Un « accord » entre le RPR et le FN ?
Le 6 mars 1983, la liste Le Pen « Paris aux Parisiens ! Les Français d’abord ! » obtient 11,26 % au premier tour des municipales. C’est le « premier grand résultat » du FN. Six ans plus tôt, sa liste « Paris aux Parisiens » recueillait 1,86% des voix. « Un courant populaire est né. (...) Il est la condition d’un échec futur des marxistes », affirme la publication du parti RLP Hebdo au début des années 1980. Jean-Marie Le Pen réalise que sa candidature dans un arrondissement populaire fonctionne. Il ne va pas tarder à déchanter.
Peu avant l’élection, le président du FN noue des contacts avec le RPR pour négocier un « arrangement », c’est-à-dire une fusion des listes pour le second tour. Plus précisément, juste avant le premier tour, le président du FN rencontre Paul Violet, conseiller du vingtième arrondissement et un des responsables de la campagne de Thierry Mariani. Un « accord verbal fort » est passé, « disant que Chirac voulait faire le grand chelem à Paris pour montrer aux socialistes sa force, et à l’UDF qu’il était le patron », explique le responsable de la permanence du président du FN Jean-François Touzé. Ce dernier revient sur cette rencontre : « Nous ferons un accord et fondrons nos listes, avait dit en substance Paul Violet à Le Pen. Son résultat a été inférieur à ce qu’il espérait. Il a attendu le coup de fil. Il s’est retrouvé conseiller d’arrondissement, ce qui n’était pas le but de sa vie ».
Le « coup de tonnerre de Dreux » : l’union droite - FN
Six mois plus tard, dans le cadre des élections municipales partielles de Dreux, Jean-Pierre Stirbois recueille au premier tour 16,72 % des voix sur une liste autonome. Le FN fusionne avec la droite et des non-inscrits pour le second tour. La liste d’union Front national-divers droite remporte les élections et obtient 31 élus. Jean-Pierre Stirbois est nommé maire adjoint à la protection civile. Le secrétaire général du FN est alors intimement persuadé que l’électorat du FN est populaire et que seul son parti peut faire barrage à la gauche. La réaction de Jacques Chirac est significative. Le président du RPR juge alors « excessive » la polémique autour de cette élection municipale. Il précise un peu plus sa pensée, annonçant un des tout premiers positionnements de la droite républicaine vis-à-vis du FN. Cela « n’a aucune espèce d’importance d’avoir quatre pèlerins du FN à Dreux, comparé aux quatre ministres communistes au Conseil des ministres ». D’ailleurs, précise-t-il, personnellement, il n’aurait « pas du tout été gêné de voter » pour cette liste. Et si une situation analogue se répétait ailleurs, Jacques Chirac trouverait « tout à fait naturel » une fusion entre les listes RPR et FN.

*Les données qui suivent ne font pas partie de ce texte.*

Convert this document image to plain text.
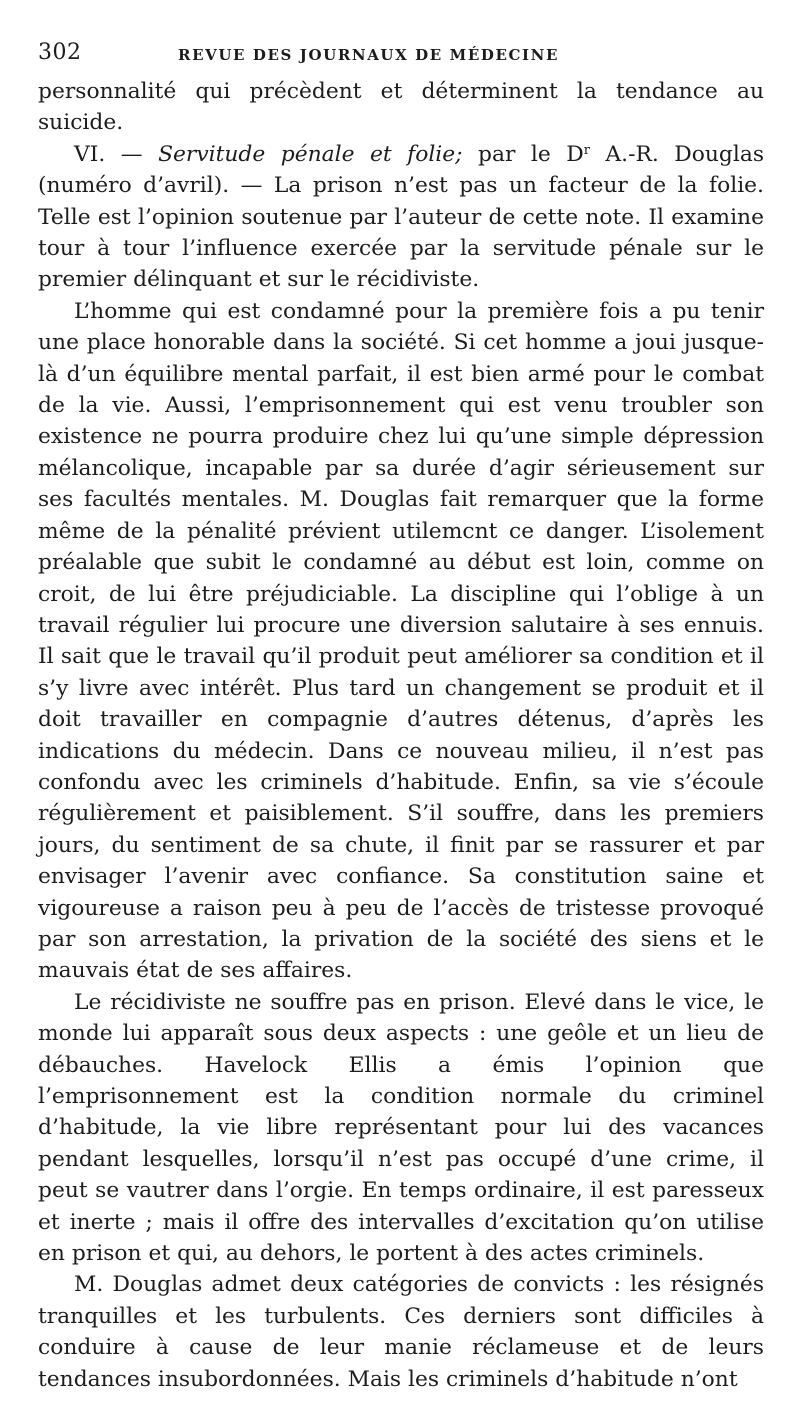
302	REVUE DES JOURNAUX DE MÉDECINE

personnalité qui précèdent et déterminent la tendance au suicide.

VI. — Servitude pénale et folie; par le $D^r$ A.-R. Douglas (numéro d’avril). — La prison n’est pas un facteur de la folie. Telle est l’opinion soutenue par l’auteur de cette note. Il examine tour à tour l’influence exercée par la servitude pénale sur le premier délinquant et sur le récidiviste.

L’homme qui est condamné pour la première fois a pu tenir une place honorable dans la société. Si cet homme a joui jusque-là d’un équilibre mental parfait, il est bien armé pour le combat de la vie. Aussi, l’emprisonnement qui est venu troubler son existence ne pourra produire chez lui qu’une simple dépression mélancolique, incapable par sa durée d’agir sérieusement sur ses facultés mentales. M. Douglas fait remarquer que la forme même de la pénalité prévient utilemcnt ce danger. L’isolement préalable que subit le condamné au début est loin, comme on croit, de lui être préjudiciable. La discipline qui l’oblige à un travail régulier lui procure une diversion salutaire à ses ennuis. Il sait que le travail qu’il produit peut améliorer sa condition et il s’y livre avec intérêt. Plus tard un changement se produit et il doit travailler en compagnie d’autres détenus, d’après les indications du médecin. Dans ce nouveau milieu, il n’est pas confondu avec les criminels d’habitude. Enfin, sa vie s’écoule régulièrement et paisiblement. S’il souffre, dans les premiers jours, du sentiment de sa chute, il finit par se rassurer et par envisager l’avenir avec confiance. Sa constitution saine et vigoureuse a raison peu à peu de l’accès de tristesse provoqué par son arrestation, la privation de la société des siens et le mauvais état de ses affaires.

Le récidiviste ne souffre pas en prison. Elevé dans le vice, le monde lui apparaît sous deux aspects : une geôle et un lieu de débauches. Havelock Ellis a émis l’opinion que l’emprisonnement est la condition normale du criminel d’habitude, la vie libre représentant pour lui des vacances pendant lesquelles, lorsqu’il n’est pas occupé d’une crime, il peut se vautrer dans l’orgie. En temps ordinaire, il est paresseux et inerte ; mais il offre des intervalles d’excitation qu’on utilise en prison et qui, au dehors, le portent à des actes criminels.

M. Douglas admet deux catégories de convicts : les résignés tranquilles et les turbulents. Ces derniers sont difficiles à conduire à cause de leur manie réclameuse et de leurs tendances insubordonnées. Mais les criminels d’habitude n’ont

En 1988, un document interne du FN donne cette définition du RPR : « Mouvement politique qui fait campagne sur les thèmes du Front national et pactise avec le socialisme et les lobbies une fois au pouvoir ». Aujourd’hui, les cadres du FN mettent en avant ce qu’ils considèrent comme une évidence : certains de leurs adversaires politiques ne font pas que parler comme le FN. Ils agiraient comme lui. Certes, l’histoire l’a montré. Le degré d’intimité entre la droite et l’extrême droite varie en fonction de la dynamique électorale du parti lepéniste mais aussi de la santé politique de ses adversaires. Les propos de Thierry Mariani soulignent évidemment un aspect essentiel : son parti, Les Républicains, est bien malade.